The month Regina spent developing and writing a COVID-19 plan the AERC approved just weeks before the ride resulted in a 34-page rider information packet emailed to preregistered attendees.

In addition to the usual ride management tasks of setting up camp and marking trails, in camp we staked out a social distancing vet check area; marking off spaced-out boxes for incoming riders, each with its own hay and water bucket; and designated vet lanes with spaced-out waiting areas for horses and multiple hand sanitizer stations for hands and stethoscopes.

I rode Day 3’s 50-miler with Naomi Preston, a veteran endurance rider and AERC board member who voted on approving Regina’s COVID-19 plan for the ride. “As a rider,” Naomi said, “I was extremely impressed how smoothly the vet check procedures went.

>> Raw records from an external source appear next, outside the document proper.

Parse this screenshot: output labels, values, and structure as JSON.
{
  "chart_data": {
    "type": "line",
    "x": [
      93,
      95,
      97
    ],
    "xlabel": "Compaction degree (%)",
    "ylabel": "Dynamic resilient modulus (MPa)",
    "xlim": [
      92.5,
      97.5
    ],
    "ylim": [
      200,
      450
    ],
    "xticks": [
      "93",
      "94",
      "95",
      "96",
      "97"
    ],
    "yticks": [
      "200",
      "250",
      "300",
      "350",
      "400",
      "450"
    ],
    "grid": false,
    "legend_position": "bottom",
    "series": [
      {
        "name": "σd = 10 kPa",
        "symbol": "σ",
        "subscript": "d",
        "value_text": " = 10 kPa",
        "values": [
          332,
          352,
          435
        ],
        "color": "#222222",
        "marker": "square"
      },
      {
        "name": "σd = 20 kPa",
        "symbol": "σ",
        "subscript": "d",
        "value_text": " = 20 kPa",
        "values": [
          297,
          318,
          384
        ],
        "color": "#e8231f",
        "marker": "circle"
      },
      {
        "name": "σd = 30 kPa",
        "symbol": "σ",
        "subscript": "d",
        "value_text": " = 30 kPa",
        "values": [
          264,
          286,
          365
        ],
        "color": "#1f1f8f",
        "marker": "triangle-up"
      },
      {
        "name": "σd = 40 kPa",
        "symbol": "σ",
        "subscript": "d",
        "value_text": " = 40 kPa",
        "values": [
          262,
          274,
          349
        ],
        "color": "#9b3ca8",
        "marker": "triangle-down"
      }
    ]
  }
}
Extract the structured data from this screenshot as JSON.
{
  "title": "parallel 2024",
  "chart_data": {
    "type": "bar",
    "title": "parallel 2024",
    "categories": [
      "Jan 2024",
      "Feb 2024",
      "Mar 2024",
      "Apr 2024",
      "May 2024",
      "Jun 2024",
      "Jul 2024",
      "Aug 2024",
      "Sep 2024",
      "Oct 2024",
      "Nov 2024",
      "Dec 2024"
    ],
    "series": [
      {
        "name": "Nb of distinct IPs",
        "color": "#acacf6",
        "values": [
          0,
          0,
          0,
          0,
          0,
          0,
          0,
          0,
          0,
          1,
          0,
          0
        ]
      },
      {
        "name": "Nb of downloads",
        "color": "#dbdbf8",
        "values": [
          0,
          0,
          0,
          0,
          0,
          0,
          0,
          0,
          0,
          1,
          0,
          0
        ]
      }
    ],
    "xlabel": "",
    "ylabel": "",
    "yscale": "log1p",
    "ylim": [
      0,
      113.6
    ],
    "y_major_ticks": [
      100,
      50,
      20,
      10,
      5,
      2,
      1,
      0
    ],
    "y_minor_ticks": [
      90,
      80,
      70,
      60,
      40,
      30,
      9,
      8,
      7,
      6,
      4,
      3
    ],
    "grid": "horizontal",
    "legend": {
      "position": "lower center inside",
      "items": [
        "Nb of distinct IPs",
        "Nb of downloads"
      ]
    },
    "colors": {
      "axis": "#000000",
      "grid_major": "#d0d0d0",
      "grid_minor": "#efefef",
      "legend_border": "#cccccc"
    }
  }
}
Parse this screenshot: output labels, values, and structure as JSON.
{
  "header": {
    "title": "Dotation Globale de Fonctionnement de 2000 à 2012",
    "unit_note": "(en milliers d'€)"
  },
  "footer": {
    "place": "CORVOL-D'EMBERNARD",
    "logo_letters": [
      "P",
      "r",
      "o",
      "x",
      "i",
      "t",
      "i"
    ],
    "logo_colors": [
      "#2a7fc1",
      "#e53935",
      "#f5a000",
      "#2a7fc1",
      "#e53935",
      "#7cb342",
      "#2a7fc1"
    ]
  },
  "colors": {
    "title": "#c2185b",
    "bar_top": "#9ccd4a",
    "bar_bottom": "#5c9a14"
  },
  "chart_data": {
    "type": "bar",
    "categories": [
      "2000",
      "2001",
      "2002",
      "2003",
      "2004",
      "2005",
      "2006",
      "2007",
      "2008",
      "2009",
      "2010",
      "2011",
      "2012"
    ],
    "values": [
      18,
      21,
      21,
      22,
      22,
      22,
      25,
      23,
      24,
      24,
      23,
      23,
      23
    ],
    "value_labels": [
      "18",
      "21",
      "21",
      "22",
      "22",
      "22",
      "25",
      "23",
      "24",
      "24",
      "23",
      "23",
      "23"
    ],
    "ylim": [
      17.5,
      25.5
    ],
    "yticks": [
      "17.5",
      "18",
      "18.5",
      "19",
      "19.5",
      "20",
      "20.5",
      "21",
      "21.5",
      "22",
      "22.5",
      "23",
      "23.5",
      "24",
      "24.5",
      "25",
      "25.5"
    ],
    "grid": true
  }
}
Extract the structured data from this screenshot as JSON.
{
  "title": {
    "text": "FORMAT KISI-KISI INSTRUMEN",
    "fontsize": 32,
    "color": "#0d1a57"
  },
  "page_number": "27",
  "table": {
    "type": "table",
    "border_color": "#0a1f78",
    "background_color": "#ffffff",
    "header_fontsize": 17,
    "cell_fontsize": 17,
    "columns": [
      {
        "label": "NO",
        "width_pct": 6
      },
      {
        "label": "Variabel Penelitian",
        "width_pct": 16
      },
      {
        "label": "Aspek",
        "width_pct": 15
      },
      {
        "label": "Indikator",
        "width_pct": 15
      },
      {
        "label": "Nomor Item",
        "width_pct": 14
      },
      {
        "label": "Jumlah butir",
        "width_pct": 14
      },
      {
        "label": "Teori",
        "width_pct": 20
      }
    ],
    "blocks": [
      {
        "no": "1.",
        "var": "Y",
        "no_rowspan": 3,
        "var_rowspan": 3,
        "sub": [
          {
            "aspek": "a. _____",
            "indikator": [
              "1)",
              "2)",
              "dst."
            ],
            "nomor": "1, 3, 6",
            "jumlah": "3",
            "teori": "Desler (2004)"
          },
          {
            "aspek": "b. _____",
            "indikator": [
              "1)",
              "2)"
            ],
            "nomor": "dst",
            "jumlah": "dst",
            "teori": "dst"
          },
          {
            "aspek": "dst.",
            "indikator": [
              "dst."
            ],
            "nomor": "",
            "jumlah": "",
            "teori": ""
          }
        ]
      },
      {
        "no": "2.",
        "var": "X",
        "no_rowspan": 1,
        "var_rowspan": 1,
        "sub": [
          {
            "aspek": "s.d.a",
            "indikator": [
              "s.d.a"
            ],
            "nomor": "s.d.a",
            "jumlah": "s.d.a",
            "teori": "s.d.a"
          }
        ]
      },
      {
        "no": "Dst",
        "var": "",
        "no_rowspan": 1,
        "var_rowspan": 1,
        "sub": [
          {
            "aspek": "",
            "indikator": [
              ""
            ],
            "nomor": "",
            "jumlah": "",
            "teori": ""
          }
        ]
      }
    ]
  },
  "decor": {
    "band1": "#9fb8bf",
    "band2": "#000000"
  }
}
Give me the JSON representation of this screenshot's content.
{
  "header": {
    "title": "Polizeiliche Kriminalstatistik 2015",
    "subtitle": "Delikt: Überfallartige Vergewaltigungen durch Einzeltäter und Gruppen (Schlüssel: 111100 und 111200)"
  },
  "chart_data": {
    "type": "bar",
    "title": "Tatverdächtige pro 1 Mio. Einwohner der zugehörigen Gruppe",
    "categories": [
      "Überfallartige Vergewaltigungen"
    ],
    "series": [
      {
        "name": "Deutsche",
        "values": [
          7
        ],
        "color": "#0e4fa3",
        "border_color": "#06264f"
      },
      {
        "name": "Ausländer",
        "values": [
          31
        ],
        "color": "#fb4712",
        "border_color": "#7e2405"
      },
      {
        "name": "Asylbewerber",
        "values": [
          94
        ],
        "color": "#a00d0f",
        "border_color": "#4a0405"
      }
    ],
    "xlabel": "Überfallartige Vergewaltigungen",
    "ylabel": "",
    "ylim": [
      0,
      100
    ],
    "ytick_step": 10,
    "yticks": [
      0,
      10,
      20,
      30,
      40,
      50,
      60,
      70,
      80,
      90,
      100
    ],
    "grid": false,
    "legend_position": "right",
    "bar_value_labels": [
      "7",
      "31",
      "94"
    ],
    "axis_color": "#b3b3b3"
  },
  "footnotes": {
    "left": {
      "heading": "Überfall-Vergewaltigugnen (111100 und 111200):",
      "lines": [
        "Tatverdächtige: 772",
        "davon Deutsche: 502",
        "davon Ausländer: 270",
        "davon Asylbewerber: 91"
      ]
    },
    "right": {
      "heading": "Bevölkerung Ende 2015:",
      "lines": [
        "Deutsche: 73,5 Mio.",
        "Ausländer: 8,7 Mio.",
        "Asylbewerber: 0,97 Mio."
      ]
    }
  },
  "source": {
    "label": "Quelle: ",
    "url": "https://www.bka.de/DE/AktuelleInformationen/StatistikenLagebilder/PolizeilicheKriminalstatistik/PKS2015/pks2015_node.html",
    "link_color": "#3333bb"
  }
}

“From the perspective of being an AERC board member for the Northwest Region, I was extremely proud of how our ride manager was able to successfully hold a three-day event, leading the way for a new ‘normal’ in our sport,” she added. “I was also proud of our endurance community, pulling together to support Regina.

“Riders were happy to wear masks and social distance, with no complaints – just happy to be riding their horses!”